Eugene Peterson, who translated The Message Bible, points out that what a lot of people call “hope” is really something different. It's wishing, not hoping: and wishing and hoping are not the same thing.
He says, “Wishing is something all of us do. It projects what we want or think we need into the future. Just because we wish for something good or holy we think it qualifies as hope. It does not. Wishing extends our egos into the future; hope grows out of our faith. Hope is oriented toward what God is doing; wishing is oriented toward what we are doing.”
“Hope,” he continues, “means being surprised, because we don't know what is best for us or how our lives are going to be completed. To cultivate hope is to suppress wishing–to refuse to fantasize about what we want, but live in anticipation of what God is going to do next.”
When Christ came into the world, He was the Messiah people hoped for, but not the one many wished for.
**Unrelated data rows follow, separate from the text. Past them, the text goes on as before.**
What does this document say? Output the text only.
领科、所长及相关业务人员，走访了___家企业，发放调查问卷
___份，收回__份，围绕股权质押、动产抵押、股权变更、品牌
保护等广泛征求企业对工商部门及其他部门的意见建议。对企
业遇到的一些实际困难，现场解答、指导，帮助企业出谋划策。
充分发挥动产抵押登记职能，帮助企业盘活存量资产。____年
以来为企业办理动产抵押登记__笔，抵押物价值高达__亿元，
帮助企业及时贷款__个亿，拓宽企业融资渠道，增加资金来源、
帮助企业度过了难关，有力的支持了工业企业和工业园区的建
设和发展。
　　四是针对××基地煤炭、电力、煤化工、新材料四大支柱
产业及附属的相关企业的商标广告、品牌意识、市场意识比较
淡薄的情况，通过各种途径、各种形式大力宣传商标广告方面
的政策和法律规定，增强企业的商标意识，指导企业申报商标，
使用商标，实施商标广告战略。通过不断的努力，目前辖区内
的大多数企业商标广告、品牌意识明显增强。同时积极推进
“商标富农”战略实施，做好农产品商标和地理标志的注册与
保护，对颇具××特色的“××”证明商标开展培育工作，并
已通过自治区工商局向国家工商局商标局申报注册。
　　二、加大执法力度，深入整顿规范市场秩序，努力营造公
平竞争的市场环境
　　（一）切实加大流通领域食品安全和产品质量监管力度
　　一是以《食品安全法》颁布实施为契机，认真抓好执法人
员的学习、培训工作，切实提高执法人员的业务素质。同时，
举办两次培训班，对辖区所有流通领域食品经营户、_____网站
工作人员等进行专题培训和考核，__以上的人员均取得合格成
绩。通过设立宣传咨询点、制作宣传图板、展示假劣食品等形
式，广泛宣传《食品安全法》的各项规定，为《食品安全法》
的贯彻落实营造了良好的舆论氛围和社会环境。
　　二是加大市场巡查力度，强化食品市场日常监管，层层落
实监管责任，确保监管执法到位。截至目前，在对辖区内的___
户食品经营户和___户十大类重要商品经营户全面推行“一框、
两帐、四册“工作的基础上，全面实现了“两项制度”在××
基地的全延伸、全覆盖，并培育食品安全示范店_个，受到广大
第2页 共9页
If most people had their way, Christ would have been born in a grand palace–a place fit for a king. But God had other plans–plans that included Christ being made low, born in a humble stable.
But isn’t that so much better? We don’t have a Savior who looks down on us from high. He became like us so that He could save us. What a wonderful blessing that Christ fulfilled hope, not a wish!
Thank God that Christ came exactly as He planned–not in splendor but in humility.
Questions for Thought:
Why do you think Jesus was born and lived much of His life in such humble circumstances?
What does Christ’s humility teach you about putting aside selfish ambition?